After the social revolution of the 1970s, the 1980s witnessed an economic revolution that proved to be equally as far-reaching. At the same time, environmental and First Nations issues were gaining attention through the actions of everyday Australians.
The newly elected Hawke government changed how the economy worked. To keep inflation and wage rises down, Hawke negotiated the first of six Accord agreements between unions, employers and government. He also deregulated key industries, removed tariff protection and floated the Australian dollar. Removing this kind of protection on Australian industries, increased competition from overseas and brought Australia more fully into the global economy.
The environment continued to be an issue of concern for Australians, the most famous example, but not the only one, was the campaign to save the Tasmanian wilderness and Franklin River. It had been proposed to dam the river but a significant grassroots campaign ensured that it became an election issue in 1983. The newly elected Hawke government took the Tasmanian state government to the High Court and stopped construction of the dam.

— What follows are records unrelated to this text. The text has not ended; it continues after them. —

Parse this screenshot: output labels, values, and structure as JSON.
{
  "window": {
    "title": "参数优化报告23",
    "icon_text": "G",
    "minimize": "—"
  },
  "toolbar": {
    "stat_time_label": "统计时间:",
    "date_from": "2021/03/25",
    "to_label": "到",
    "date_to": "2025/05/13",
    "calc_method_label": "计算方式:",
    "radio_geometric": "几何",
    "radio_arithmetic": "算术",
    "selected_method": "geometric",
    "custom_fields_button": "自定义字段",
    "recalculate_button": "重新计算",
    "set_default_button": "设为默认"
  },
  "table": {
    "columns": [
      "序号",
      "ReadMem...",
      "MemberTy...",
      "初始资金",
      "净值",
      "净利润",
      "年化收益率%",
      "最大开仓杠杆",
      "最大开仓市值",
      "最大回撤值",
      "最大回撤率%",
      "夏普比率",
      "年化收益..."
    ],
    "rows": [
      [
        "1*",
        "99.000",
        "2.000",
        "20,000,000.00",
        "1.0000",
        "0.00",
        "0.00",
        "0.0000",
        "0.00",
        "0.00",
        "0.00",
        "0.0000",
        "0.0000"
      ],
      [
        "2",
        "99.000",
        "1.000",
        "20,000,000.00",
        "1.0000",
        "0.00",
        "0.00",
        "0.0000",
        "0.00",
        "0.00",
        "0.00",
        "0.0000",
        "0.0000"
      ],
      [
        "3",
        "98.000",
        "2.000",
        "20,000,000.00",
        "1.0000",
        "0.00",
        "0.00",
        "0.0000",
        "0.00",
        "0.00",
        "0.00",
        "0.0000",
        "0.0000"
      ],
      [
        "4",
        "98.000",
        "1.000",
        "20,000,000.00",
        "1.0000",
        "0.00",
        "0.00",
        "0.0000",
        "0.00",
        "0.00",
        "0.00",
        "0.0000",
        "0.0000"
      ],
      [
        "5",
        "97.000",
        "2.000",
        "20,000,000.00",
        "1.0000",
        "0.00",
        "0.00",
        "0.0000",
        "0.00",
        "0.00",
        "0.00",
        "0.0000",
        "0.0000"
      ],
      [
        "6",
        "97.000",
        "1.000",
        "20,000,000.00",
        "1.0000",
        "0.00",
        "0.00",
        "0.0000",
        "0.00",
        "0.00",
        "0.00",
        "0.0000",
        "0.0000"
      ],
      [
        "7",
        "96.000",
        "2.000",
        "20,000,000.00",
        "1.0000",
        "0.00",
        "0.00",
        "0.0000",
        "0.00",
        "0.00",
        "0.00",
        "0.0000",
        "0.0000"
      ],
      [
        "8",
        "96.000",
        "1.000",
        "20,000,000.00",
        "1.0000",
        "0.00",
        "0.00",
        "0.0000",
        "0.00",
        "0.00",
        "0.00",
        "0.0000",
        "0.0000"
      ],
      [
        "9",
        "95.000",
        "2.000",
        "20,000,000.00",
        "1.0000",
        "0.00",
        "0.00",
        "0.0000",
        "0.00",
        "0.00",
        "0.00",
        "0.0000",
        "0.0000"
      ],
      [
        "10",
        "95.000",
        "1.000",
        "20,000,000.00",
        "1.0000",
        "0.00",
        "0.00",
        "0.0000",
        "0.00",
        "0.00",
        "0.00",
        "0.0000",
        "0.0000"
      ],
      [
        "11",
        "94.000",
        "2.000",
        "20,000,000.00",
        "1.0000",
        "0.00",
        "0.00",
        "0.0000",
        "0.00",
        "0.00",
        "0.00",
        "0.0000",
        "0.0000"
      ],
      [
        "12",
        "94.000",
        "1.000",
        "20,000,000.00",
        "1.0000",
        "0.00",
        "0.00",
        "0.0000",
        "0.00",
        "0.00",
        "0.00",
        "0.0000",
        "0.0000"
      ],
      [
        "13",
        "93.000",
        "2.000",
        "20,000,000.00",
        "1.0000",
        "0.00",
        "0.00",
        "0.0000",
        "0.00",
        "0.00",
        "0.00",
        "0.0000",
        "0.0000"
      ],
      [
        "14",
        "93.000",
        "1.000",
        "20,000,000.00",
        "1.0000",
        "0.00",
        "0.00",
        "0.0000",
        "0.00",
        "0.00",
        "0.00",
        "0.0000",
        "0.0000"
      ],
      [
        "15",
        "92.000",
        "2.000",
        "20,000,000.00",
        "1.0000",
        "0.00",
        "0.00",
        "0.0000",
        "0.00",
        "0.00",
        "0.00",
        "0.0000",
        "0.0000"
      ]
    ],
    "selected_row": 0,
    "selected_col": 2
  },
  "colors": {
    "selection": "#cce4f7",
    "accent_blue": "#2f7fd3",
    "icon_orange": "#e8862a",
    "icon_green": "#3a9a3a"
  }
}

First Nations peoples continued to call for land rights. In 1982 a large gathering of First Nations activists protested at the Commonwealth Games in Brisbane chanting 'the whole world is watching' to bring attention to land rights. In 1985 the Hawke government handed back ownership for the Uluru-Kata Tjuta National Park to the Anangu people. In 1987, Sally Morgan's My Place was published and considered a breakthrough memoir for bringing First Nation experiences to a wider audience.
Migration from many countries continued including from Vietnam, Cambodia and Sudan, as well as New Zealand, the United Kingdom and China. In 1984, a landmark piece of legislation achieved the hopes of generations of women. With the Sex Discrimination Act 1984, it was now illegal to discriminate against women because of their gender.